Yes, I do understand that Martin Luther King, Jr. was a civil rights leader, not a politician. Obama's job is to represent all Americans. Even people like Warren and his sheep. So, I suppose that there's a certain generosity of spirit in extending an olive branch such as this, to those who are flat-out unwilling to extend the same courtesy to the LGBT community. A wrongheaded choice, because it lends more legitimacy to someone whose agenda should not be legitimized, but perhaps done with the best of intentions. That would be a classic liberal mistake, after all.

Evan Wolfson, executive director of Freedom to Marry, had this to say: "It's hard to begin a ceremony aimed at bringing the country together by giving the microphone to someone fresh off a campaign in which he was determined to take away rights." Well-put, Mr.
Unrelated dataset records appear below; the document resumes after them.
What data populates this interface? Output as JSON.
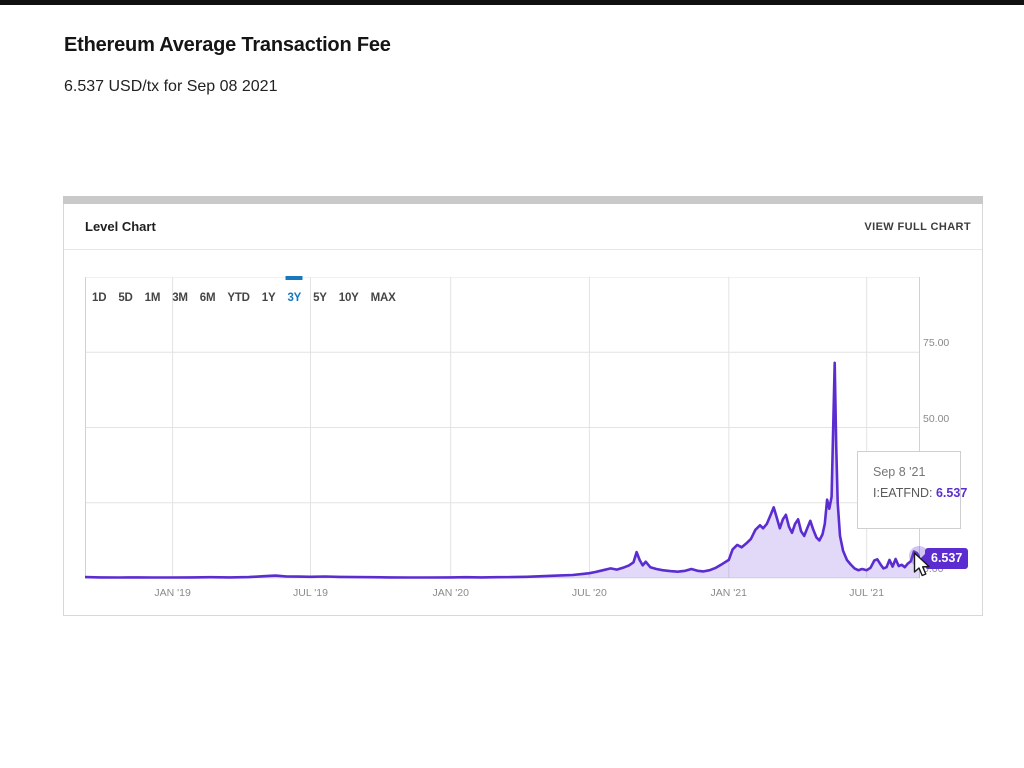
{
  "page": {
    "title": "Ethereum Average Transaction Fee",
    "subtitle": "6.537 USD/tx for Sep 08 2021"
  },
  "panel": {
    "header": "Level Chart",
    "view_full_chart": "VIEW FULL CHART"
  },
  "range_buttons": [
    {
      "label": "1D",
      "selected": false
    },
    {
      "label": "5D",
      "selected": false
    },
    {
      "label": "1M",
      "selected": false
    },
    {
      "label": "3M",
      "selected": false
    },
    {
      "label": "6M",
      "selected": false
    },
    {
      "label": "YTD",
      "selected": false
    },
    {
      "label": "1Y",
      "selected": false
    },
    {
      "label": "3Y",
      "selected": true
    },
    {
      "label": "5Y",
      "selected": false
    },
    {
      "label": "10Y",
      "selected": false
    },
    {
      "label": "MAX",
      "selected": false
    }
  ],
  "tooltip": {
    "date": "Sep 8 '21",
    "series_label": "I:EATFND:",
    "value": "6.537"
  },
  "value_badge": "6.537",
  "colors": {
    "accent_blue": "#1878be",
    "line_purple": "#5b2dd1",
    "area_fill": "rgba(91,45,209,0.18)",
    "grid": "#e3e3e3",
    "plot_border": "#d2d2d2",
    "axis_text": "#8a8a8a"
  },
  "chart_data": {
    "type": "area",
    "title": "Ethereum Average Transaction Fee",
    "series_name": "I:EATFND",
    "unit": "USD/tx",
    "selected_range": "3Y",
    "x_range": [
      "Sep 8 '18",
      "Sep 8 '21"
    ],
    "x_total_days": 1096,
    "ylim": [
      0,
      100
    ],
    "grid": true,
    "y_ticks": [
      {
        "value": 75,
        "label": "75.00"
      },
      {
        "value": 50,
        "label": "50.00"
      },
      {
        "value": 25,
        "label": "25.00"
      },
      {
        "value": 0,
        "label": "0.00"
      }
    ],
    "x_ticks": [
      {
        "day": 115,
        "label": "JAN '19"
      },
      {
        "day": 296,
        "label": "JUL '19"
      },
      {
        "day": 480,
        "label": "JAN '20"
      },
      {
        "day": 662,
        "label": "JUL '20"
      },
      {
        "day": 845,
        "label": "JAN '21"
      },
      {
        "day": 1026,
        "label": "JUL '21"
      }
    ],
    "points": [
      [
        0,
        0.3
      ],
      [
        20,
        0.2
      ],
      [
        45,
        0.15
      ],
      [
        70,
        0.2
      ],
      [
        90,
        0.15
      ],
      [
        115,
        0.15
      ],
      [
        140,
        0.2
      ],
      [
        165,
        0.25
      ],
      [
        190,
        0.2
      ],
      [
        215,
        0.3
      ],
      [
        235,
        0.6
      ],
      [
        250,
        0.8
      ],
      [
        265,
        0.5
      ],
      [
        280,
        0.45
      ],
      [
        296,
        0.4
      ],
      [
        315,
        0.5
      ],
      [
        335,
        0.35
      ],
      [
        355,
        0.3
      ],
      [
        375,
        0.25
      ],
      [
        400,
        0.2
      ],
      [
        425,
        0.15
      ],
      [
        450,
        0.15
      ],
      [
        480,
        0.2
      ],
      [
        500,
        0.25
      ],
      [
        520,
        0.2
      ],
      [
        540,
        0.25
      ],
      [
        560,
        0.3
      ],
      [
        580,
        0.4
      ],
      [
        600,
        0.6
      ],
      [
        620,
        0.8
      ],
      [
        640,
        1.0
      ],
      [
        655,
        1.4
      ],
      [
        662,
        1.6
      ],
      [
        670,
        2.0
      ],
      [
        680,
        2.6
      ],
      [
        690,
        3.2
      ],
      [
        698,
        2.8
      ],
      [
        706,
        3.4
      ],
      [
        714,
        4.2
      ],
      [
        720,
        5.2
      ],
      [
        724,
        8.6
      ],
      [
        728,
        6.0
      ],
      [
        732,
        4.2
      ],
      [
        736,
        5.4
      ],
      [
        742,
        3.6
      ],
      [
        750,
        3.0
      ],
      [
        758,
        2.6
      ],
      [
        768,
        2.3
      ],
      [
        778,
        2.1
      ],
      [
        788,
        2.4
      ],
      [
        796,
        3.0
      ],
      [
        804,
        2.4
      ],
      [
        812,
        2.2
      ],
      [
        820,
        2.6
      ],
      [
        828,
        3.4
      ],
      [
        836,
        4.6
      ],
      [
        845,
        6.0
      ],
      [
        850,
        9.5
      ],
      [
        856,
        11.0
      ],
      [
        862,
        10.2
      ],
      [
        868,
        11.5
      ],
      [
        874,
        13.0
      ],
      [
        880,
        16.0
      ],
      [
        886,
        17.5
      ],
      [
        890,
        16.5
      ],
      [
        895,
        18.0
      ],
      [
        900,
        21.0
      ],
      [
        904,
        23.5
      ],
      [
        908,
        20.0
      ],
      [
        912,
        16.5
      ],
      [
        916,
        19.5
      ],
      [
        920,
        21.0
      ],
      [
        924,
        17.0
      ],
      [
        928,
        15.0
      ],
      [
        932,
        18.0
      ],
      [
        936,
        19.5
      ],
      [
        940,
        15.5
      ],
      [
        944,
        14.0
      ],
      [
        948,
        16.5
      ],
      [
        952,
        19.0
      ],
      [
        956,
        16.0
      ],
      [
        960,
        13.5
      ],
      [
        964,
        12.5
      ],
      [
        968,
        14.5
      ],
      [
        971,
        18.0
      ],
      [
        974,
        26.0
      ],
      [
        977,
        23.0
      ],
      [
        980,
        27.0
      ],
      [
        984,
        71.5
      ],
      [
        986,
        44.0
      ],
      [
        988,
        25.0
      ],
      [
        991,
        14.0
      ],
      [
        995,
        9.0
      ],
      [
        1000,
        6.0
      ],
      [
        1005,
        4.5
      ],
      [
        1010,
        3.2
      ],
      [
        1015,
        2.6
      ],
      [
        1020,
        3.0
      ],
      [
        1026,
        2.6
      ],
      [
        1031,
        3.4
      ],
      [
        1036,
        5.8
      ],
      [
        1040,
        6.2
      ],
      [
        1044,
        4.6
      ],
      [
        1048,
        3.2
      ],
      [
        1052,
        3.6
      ],
      [
        1056,
        6.0
      ],
      [
        1060,
        3.8
      ],
      [
        1064,
        6.3
      ],
      [
        1068,
        4.0
      ],
      [
        1072,
        4.4
      ],
      [
        1076,
        3.6
      ],
      [
        1080,
        4.8
      ],
      [
        1084,
        5.6
      ],
      [
        1088,
        8.8
      ],
      [
        1092,
        8.2
      ],
      [
        1096,
        6.537
      ]
    ],
    "last_point": {
      "date": "Sep 8 '21",
      "value": 6.537
    }
  }
}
Wolfson.

Unfortunately, there is another possible explanation for Obama's choice of Warren. John Cloud of Time may be correct when he compares Obama to Richard Russell Jr., another thoughtful, tolerant-sounding politican...

Christopher Hitchens ponders the matter while delving into Warren's roots in a recent article at Slate:
Is it possible that Obama did not know the ideological background of his latest pastor? The thought seems plausible when one recalls the way in which he tolerated the odious Jeremiah Wright. Or is it possible that he does know the background of racism and superstition and sectarianism but thinks (as with Wright) that it might be politically useful in attracting a certain constituency? Either of these choices is pretty awful to contemplate.
Only time will tell.
Rufus Wainwright's Going to a Town from his album Release the Stars gives voice to the weariness, sadness, frustration and resentment that I'm feeling right now.